D'autres décisions ont suivi qui ont conféré valeur constitutionnelle, sur le même fondement, par exemple à l'indépendance des professeurs de l'enseignement supérieur (qui implique leur représentation distincte dans les instances universitaires) ou à la compétence exclusive du juge administratif pour connaître des actes administratifs unilatéraux mettant en oeuvre une prérogative de puissance publique...

Cette formule de « principes fondamentaux reconnus par les lois de la République » a fait couler beaucoup d'encre, car, par son caractère très ouvert, elle permettrait au juge constitutionnel d'élever au rang constitutionnel une multitude de règles.

On a dénoncé le danger de voir le juge constitutionnel utiliser une telle « matrice de normes constitutionnelles » de façon arbitraire et inconsidérée, produisant une « Constitution bis » par voie purement jurisprudentielle, en faisant mine de l'extraire de la tradition républicaine. On a aussi souligné le péril de conservatisme juridique que cette constitutionnalisation du passé recélait.

Le Conseil constitutionnel a en partie clos le débat -et conjuré le danger- en s'imposant une certaine discipline d'interprétation dans la mise à jour des « principes fondamentaux reconnus par les lois de la République ». De plus, il a énoncé de façon détaillée cette discipline dans une décision de 1988 (20 juillet 1988, loi d'amnistie) : il faut que le principe ait un degré suffisant de généralité ; qu'il trouve un ancrage textuel dans une ou plusieurs lois intervenues sous un régime républicain antérieur à 1946 ; qu'il n'y ait jamais été dérogé par une loi républicaine etc...

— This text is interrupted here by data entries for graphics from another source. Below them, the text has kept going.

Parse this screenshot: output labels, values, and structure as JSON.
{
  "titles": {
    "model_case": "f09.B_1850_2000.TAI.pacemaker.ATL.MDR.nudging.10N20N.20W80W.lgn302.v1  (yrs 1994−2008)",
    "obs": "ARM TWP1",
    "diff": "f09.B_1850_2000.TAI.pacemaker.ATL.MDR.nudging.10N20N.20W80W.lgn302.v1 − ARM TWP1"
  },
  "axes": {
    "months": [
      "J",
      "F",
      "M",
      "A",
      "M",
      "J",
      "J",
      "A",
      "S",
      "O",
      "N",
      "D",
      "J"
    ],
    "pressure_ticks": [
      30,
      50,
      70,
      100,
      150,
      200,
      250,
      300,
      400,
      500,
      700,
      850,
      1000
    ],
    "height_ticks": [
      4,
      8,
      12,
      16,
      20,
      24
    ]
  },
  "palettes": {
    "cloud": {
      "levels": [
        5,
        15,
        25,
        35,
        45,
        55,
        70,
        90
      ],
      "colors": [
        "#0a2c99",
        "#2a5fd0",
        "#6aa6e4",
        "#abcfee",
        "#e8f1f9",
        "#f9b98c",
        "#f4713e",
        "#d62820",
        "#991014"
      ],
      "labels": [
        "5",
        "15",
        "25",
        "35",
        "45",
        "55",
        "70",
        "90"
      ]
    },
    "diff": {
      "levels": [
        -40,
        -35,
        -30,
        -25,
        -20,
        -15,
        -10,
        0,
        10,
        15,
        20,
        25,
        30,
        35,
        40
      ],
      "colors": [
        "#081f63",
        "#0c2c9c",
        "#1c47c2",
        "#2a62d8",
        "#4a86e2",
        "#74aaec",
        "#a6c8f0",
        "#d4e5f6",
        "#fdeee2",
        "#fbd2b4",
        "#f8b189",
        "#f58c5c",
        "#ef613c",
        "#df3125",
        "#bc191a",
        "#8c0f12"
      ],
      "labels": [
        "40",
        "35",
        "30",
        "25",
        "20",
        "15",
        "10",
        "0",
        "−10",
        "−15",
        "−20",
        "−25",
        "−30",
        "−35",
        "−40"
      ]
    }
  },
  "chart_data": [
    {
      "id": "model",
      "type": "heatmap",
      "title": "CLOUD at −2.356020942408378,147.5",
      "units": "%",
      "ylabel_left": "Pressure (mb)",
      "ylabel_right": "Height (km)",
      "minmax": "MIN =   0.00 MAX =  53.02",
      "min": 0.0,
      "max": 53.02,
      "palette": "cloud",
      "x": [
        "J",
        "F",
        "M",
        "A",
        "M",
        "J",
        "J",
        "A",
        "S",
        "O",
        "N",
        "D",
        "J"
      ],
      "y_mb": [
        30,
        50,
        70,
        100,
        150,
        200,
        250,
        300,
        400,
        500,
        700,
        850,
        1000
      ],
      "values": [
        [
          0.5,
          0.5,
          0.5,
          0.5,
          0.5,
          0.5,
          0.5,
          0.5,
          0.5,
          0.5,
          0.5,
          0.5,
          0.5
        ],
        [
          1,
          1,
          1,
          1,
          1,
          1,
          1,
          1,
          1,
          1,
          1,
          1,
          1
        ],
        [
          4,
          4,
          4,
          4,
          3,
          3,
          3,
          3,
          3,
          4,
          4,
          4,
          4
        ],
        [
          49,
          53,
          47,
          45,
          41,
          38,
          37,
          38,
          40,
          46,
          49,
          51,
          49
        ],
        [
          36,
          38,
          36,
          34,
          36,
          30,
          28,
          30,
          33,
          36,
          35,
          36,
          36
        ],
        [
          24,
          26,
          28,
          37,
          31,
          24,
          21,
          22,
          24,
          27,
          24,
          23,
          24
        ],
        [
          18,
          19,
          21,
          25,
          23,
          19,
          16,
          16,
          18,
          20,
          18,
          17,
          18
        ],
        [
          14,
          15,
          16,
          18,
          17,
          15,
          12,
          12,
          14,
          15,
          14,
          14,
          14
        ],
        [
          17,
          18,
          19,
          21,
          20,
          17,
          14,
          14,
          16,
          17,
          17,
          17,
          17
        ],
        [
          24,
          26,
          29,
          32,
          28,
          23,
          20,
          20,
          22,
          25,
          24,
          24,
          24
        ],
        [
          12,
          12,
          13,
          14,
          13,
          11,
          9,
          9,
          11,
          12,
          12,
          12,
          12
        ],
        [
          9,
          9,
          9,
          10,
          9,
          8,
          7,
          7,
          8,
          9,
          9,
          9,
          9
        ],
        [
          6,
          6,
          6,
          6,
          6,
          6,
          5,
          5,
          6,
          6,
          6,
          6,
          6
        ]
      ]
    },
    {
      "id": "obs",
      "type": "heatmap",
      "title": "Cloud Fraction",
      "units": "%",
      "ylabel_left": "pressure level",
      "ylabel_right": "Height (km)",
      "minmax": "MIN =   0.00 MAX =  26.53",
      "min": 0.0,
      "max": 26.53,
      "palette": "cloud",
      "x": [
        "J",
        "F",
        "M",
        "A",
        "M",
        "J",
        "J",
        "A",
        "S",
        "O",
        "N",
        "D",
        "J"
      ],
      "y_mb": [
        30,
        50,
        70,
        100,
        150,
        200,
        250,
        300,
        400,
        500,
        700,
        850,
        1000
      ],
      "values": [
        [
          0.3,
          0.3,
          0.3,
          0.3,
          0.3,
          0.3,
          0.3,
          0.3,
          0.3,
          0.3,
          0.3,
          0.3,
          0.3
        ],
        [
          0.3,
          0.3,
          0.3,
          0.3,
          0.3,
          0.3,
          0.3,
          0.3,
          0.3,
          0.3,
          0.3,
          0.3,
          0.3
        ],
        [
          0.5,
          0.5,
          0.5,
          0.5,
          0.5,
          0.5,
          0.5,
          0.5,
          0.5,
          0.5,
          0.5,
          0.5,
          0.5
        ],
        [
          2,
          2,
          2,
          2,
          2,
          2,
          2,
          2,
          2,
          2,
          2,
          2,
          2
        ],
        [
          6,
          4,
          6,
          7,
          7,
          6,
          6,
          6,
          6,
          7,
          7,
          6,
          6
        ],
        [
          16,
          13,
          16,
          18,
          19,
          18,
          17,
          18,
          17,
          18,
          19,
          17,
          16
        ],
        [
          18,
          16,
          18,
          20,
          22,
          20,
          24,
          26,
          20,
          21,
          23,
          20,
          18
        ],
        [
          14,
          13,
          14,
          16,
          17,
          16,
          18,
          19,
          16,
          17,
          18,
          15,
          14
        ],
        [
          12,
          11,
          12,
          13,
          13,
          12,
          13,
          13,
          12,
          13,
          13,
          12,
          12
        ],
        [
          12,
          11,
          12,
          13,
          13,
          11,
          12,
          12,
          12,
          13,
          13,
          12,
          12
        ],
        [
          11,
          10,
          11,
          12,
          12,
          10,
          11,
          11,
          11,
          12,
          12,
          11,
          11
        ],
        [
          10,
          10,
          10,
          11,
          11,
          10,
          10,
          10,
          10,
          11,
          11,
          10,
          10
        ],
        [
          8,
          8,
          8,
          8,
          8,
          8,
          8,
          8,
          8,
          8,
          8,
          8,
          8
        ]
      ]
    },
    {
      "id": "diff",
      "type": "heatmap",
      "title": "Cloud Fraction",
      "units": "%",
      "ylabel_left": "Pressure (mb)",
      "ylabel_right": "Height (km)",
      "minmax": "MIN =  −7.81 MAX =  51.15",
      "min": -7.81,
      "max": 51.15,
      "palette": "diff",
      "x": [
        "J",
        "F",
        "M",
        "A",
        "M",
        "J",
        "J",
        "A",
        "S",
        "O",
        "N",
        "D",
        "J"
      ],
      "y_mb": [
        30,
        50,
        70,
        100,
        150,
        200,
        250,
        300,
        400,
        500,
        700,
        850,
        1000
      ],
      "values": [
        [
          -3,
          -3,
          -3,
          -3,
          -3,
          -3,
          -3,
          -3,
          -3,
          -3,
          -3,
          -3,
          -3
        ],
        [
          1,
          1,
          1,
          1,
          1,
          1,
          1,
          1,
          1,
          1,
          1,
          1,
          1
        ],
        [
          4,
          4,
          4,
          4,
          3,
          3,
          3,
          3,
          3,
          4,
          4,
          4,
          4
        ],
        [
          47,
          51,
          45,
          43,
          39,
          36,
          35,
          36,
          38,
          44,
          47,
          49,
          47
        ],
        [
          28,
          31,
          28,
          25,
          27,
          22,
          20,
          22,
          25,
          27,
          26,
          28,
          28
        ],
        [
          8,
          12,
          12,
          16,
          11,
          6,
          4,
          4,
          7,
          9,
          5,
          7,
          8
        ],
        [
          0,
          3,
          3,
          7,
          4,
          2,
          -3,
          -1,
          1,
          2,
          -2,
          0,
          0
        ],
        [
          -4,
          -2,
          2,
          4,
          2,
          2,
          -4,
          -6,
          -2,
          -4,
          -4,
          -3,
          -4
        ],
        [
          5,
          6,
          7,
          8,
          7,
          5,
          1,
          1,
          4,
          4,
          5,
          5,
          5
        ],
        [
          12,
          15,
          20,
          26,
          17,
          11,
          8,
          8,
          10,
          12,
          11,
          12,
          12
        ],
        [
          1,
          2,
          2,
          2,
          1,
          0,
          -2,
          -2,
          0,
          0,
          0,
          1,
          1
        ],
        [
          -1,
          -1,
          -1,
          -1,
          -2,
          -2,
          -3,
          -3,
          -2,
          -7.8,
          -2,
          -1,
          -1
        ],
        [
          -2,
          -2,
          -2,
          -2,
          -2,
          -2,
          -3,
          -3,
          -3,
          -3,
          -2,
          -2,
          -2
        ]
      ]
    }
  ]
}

Enfin, le Conseil préfère systématiquement, lorsqu'il en a le choix, faire reposer le contrôle de constitutionnalité sur une autre disposition constitutionnelle que les « principes fondamentaux reconnus par les lois de la République ». Ceux-ci ne sont donc utilisés qu'à titre subsidiaire.

On peut disserter à l'infini, sur un plan universitaire, des mérites de la règle d'interprétation que s'est donnée le Conseil en 1988 à propos des « principes fondamentaux reconnus par les lois de la République ». L'essentiel est ailleurs : dans la volonté d'autolimitation (« self restraint ») et de transparence qu'elle manifeste.

Autre exemple d'interprétation manifestant une volonté d'autolimitation. L'article 55 de la Constitution française énonce que les traités ont, dès leur ratification par la France, une valeur supérieure à celle des lois. Cette affirmation du caractère moniste du système juridique français devait-elle conduire à faire du respect par la loi des engagements internationaux de la France une condition de leur constitutionnalité ?

L'enjeu était, là encore, considérable : en cas de réponse positive, les normes de référence du contrôle de constitutionnalité s'étendaient à l'ensemble des instruments internationaux auxquels la France est partie...

Cette solution a été écartée en 1975 (15 janvier 1975, interruption volontaire de grossesse) au moyen d'une technique d'interprétation que l'on rattachera, faute de trouver un meilleur terme, au « réalisme fonctionnel » : l'article 55 ne condamne pas la loi contraire au traité. Simplement, mais c'est déjà beaucoup, il oblige les juridictions de droit commun à faire prévaloir le traité sur la loi contraire, même postérieure (ce que font quotidiennement toutes les juridictions françaises depuis le début des années 90).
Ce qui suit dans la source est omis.